I wrote a song when I was 14 years old called “Eyes of Innocence.” I loved it, and I still do. Loved it enough to have it copywrited at the same age. I enjoyed it so much because it was a deeply personal song. It’s really about how being a kid is where it’s at, you know? You can believe anything you want, and no one is going to tell you that you’re wrong.

Do you fly away to Neverland to play with Peter Pan and his Lost Boys every night? Heck, yeah. Do pirate ships soar through the sky? Of course! Are fireflies fairies in disguise? Yes, but don’t tell anyone because it’s supposed to be a secret—they trusted me with this top-secret information, and I can’t betray them.

It’s an age where people provide for you, when things are handed to you if they’re too high for you to reach. It’s a time when, if you’re lucky, you get tucked into bed every night. Basically, the principle question in the song is “wasn’t it easier searching for Neverland through eyes of innocence?”

Because we grow up, and things aren’t always so easy now that we’ve lost that shimmer of incorruptibility.

Back in the day, people could tell us that fairies don’t exist and there’s no way that we’d ever believe that. We’d go on playing, pretending, without a care in the world. Now, it takes a mere dirty look for someone to ruin our entire day.

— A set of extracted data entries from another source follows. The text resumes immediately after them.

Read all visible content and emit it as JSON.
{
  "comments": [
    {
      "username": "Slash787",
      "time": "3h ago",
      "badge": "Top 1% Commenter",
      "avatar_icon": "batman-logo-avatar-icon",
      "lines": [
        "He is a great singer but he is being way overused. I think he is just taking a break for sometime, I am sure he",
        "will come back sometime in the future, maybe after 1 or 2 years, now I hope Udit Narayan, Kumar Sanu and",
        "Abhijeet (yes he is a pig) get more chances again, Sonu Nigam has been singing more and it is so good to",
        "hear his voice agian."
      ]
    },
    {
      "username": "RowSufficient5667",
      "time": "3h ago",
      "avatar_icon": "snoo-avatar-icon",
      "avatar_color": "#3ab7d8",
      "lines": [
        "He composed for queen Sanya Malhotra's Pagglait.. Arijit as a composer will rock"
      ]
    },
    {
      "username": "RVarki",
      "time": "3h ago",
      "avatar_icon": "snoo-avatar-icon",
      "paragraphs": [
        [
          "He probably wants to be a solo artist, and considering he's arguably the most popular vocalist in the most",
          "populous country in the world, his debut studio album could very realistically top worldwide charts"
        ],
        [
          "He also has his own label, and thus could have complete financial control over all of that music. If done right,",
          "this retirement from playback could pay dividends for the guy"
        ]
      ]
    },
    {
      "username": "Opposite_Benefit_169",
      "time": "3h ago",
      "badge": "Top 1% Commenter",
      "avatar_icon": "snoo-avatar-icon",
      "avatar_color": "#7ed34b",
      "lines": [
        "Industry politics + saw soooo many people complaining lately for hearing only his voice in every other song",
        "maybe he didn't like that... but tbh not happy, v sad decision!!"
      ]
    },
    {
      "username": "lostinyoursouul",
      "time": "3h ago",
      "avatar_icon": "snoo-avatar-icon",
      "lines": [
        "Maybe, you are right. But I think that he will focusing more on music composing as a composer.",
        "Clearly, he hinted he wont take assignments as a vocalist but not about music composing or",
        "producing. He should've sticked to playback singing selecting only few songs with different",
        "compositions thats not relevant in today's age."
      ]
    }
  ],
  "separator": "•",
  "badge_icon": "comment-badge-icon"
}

It’s funny how we spend our whole young lives striving for adulthood. For me, it was idolizing the fact that adults got to choose the magnets that went on the fridge and the food that went inside of it. We want to learn to drive so that we can go anywhere we want! We want a job so that we can have money to buy cool things like toys.

So I grew up. I went vegan and suddenly I had to do the grocery shopping. It was fun! … once… Then I learned how to drive, and I thought I’d finally found freedom. Turns out, it’s the worst. And I have a job! But it’s not fun. And I don’t spend my money on toys, I spend my money on Chipotle on the occasion that I decide to “treat myself.”

Getting what we want will never be enough, so instead, I think it’s important to learn sufficiency. Because when we finally get what we wanted, what we thought was going to be incredible, it’s going to let us down.

So wherever you are, young or old, take your time, and be grateful for wherever you are right now. Cease your striving for something more, and instead be grateful for the fact that God has given you another day, another breath. Goals are good, but don’t let them consume you, and don’t let the things that you want become the things that define you—because that only leads to a life of endless struggling and disappointment.

Embrace your innocence, my friends, and be content.